The argument that we need various taxes for various purposes is a strong one. The gasoline tax, when used to build and maintain roads and infrastructure, is a great way to fairly tax those who benefit most from those expenditures. Of course the idea of finding the most efficient tax rate for a sales tax or income tax doesn't exclude the possibility of other taxes based on other purposes.

Always look for arguments for and against against an idea in real life examples where similar ideas have been implemented. In such historical examples we can see what didn't work and try to decipher why those failures or problems existed, or see what did work as our ideas suggest they would. Then we can further refine our own ideas to avoid similar failures or limitations, and model the successes.

By the way, there have been real examples of countries lowering their tax rates and thereby collecting far more in revenue.
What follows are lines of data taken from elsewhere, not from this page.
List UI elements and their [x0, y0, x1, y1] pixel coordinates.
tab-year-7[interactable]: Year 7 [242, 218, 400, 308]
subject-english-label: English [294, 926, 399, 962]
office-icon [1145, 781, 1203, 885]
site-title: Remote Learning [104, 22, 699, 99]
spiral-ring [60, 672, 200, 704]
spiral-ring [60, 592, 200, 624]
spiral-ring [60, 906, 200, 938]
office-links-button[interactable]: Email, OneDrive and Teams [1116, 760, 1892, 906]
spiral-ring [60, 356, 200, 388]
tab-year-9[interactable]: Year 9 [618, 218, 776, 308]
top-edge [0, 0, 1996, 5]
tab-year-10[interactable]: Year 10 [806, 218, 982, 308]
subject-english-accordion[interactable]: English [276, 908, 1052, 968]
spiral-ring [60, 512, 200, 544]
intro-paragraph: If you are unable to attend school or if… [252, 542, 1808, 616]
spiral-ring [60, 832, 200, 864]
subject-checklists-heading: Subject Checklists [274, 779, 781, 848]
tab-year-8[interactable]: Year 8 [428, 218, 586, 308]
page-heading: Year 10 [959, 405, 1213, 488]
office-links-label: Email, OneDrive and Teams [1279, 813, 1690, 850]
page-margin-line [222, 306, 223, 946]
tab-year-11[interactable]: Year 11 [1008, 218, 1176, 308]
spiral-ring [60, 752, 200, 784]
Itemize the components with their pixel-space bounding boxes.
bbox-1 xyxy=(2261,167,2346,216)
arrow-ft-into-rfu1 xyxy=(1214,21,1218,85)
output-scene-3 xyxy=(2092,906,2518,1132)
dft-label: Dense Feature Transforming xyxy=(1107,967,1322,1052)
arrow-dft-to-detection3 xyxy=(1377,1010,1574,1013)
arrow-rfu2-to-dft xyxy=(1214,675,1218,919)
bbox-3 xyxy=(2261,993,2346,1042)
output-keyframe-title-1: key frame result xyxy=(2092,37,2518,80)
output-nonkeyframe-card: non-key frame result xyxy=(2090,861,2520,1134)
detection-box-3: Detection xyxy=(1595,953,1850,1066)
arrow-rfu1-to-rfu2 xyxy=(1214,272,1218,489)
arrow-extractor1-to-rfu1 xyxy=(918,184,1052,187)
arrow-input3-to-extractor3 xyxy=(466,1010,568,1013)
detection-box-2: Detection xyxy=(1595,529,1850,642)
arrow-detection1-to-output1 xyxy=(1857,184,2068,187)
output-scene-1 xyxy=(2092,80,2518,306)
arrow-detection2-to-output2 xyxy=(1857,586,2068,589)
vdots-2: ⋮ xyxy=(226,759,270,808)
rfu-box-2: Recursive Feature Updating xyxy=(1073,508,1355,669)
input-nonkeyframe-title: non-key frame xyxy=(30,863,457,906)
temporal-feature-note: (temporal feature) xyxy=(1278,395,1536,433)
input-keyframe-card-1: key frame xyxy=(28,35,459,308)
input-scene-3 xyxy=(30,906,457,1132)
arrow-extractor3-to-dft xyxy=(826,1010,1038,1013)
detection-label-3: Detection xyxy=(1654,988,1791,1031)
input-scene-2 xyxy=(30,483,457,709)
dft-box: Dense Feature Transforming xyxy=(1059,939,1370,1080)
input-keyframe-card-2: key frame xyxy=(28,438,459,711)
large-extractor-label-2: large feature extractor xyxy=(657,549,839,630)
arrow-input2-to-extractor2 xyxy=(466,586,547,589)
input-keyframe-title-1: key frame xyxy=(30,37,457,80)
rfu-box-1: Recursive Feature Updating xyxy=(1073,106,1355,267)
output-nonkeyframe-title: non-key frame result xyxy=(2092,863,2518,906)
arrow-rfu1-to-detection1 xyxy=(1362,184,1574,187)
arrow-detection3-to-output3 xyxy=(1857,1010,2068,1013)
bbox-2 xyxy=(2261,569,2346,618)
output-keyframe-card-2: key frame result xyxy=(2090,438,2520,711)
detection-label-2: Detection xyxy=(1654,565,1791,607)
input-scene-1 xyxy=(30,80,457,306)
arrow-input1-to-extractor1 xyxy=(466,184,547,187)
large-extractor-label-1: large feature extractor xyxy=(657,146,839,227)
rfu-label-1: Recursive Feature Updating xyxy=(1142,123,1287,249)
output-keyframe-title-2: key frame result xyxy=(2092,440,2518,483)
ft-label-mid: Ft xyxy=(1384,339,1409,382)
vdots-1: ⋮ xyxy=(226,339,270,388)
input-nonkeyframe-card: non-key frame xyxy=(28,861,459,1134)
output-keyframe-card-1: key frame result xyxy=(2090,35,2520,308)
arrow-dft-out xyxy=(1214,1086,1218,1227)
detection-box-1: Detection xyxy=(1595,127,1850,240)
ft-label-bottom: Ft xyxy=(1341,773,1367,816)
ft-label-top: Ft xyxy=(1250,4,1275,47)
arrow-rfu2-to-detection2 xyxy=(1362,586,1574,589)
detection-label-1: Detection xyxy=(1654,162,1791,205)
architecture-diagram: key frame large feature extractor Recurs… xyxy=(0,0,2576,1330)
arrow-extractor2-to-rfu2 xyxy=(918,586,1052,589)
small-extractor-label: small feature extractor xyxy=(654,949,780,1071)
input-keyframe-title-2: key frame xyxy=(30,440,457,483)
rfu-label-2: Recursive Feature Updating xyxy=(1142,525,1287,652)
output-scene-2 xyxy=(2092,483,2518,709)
One was during the Reagan presidency (although the government spent it even faster than the new collections came in). Another was in Iceland, where they systematically reduced the corporate tax rate from 60% down to 15% and collected more in tax revenue every step of the way due to increase business activity.

Critical Analysis Exercise

Here's a simple exercise you can try out your analytical skills and your ability to think of new ideas:

It's commonly assumed that there is a deterrent effect from putting people in prison for their crimes, and this principle is easily demonstrated with an imagined extreme example of no jail time for crimes. Would some people commit more crimes in such a system? Certainly. This simple mental exercise shows us that the principle of a deterrent effect is valid in some contexts.

For this exercise, however, think further about how to measure this effect, how to enhance it, or how to change the more general principle that punishment deters, whether in the context of jail or with children, etc. Generate a few interesting ideas, the choose the best one (including closely related ideas), and use the critical thinking techniques suggested above to refine or possibly reject your new idea.